Der hessische Innenminister Peter Beuth (CDU) hält ebenfalls den Einsatz der umstrittenen Datenanalyse-Software Hessendata auch nach dem Urteil des Bundesverfassungsgerichts möglich. Das Urteil habe die Notwendigkeit moderner Analysewerkzeuge für die Polizeibehörden grundsätzlich anerkannt und ermögliche den weiteren Einsatz von Hessendata.Der hessische GdP-Landeschef Jens Mohrherr erklärte, geeignete Software ermögliche „die ermittlungsrelevante Datenauswertung in einem engen zeitlichen Zusammenhang zur Straftat“. Das sei letztlich „praktizierter Opferschutz“.
Das Bundesverfassungsgericht hatte am Donnerstagmorgen die Regelungen zum Einsatz einer neuartigen Datenanalyse-Software bei der Polizei in Hessen und Hamburg für verfassungswidrig erklärt.
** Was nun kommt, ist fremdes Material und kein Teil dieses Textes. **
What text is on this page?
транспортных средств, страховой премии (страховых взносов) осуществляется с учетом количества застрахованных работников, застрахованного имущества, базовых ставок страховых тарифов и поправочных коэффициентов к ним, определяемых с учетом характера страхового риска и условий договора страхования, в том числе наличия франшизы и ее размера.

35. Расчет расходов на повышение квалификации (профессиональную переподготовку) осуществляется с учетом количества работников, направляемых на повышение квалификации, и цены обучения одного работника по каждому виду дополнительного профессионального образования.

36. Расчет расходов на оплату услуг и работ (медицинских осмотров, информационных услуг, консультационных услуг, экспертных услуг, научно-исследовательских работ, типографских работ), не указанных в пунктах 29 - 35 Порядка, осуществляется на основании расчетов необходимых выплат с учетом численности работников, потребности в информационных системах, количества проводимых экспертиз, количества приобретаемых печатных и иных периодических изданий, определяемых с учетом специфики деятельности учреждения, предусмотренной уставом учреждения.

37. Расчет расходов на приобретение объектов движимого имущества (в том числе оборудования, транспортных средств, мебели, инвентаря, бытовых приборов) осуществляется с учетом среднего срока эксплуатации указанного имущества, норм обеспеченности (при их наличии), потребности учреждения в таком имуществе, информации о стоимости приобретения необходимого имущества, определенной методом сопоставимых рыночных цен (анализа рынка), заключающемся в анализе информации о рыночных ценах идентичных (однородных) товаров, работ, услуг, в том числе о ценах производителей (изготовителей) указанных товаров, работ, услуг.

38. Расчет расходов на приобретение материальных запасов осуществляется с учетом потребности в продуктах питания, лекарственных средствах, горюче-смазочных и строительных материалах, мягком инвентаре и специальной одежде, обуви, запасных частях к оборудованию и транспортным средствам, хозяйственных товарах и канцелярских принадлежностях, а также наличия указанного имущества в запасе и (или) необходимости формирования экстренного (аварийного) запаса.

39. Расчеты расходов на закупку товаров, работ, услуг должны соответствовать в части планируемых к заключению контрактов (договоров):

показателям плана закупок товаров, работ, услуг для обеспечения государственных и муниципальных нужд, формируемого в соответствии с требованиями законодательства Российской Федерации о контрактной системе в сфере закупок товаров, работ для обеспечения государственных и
Eine automatisierten Anwendung zur Datenanalyse oder -auswertung greife in das Grundrecht auf informationelle Selbstbestimmung von alljenen ein, deren Daten verarbeitet würden, also möglicherweise auch von Zeugen und Opfern. Eine verfassungsgemäße Ausgestaltung sei aber in engen Grenzen möglich, sagte der Vorsitzende des Ersten Senats, Gerichtspräsident Stephan Harbarth, bei der Urteilsverkündung in Karlsruhe. (Az. 1 BvR 1547/19 u.a.). D
Kampf gegen organisierte Kriminalität und Kinderpornographie
Mit der neuen Analyse-Software für riesige Datenmengen will die Polizei potentiellen Straftätern schneller auf die Spur kommen. Das Programm durchforstet Datenbanken, um Querverbindungen zu entdecken, die den Ermittlern sonst vielleicht nie auffallen würden.
In Hessen, wo die Polizei schon seit 2017 mit der Software arbeitet, bekommt der Gesetzgeber bis spätestens Ende September Zeit, die problematische Vorschrift neu zu regeln. Bis dahin bleibt sie mit deutlichen Einschränkungen in Kraft. In Hamburg wird die Technik noch nicht genutzt, hier erklärte das Gericht den Passus für nichtig.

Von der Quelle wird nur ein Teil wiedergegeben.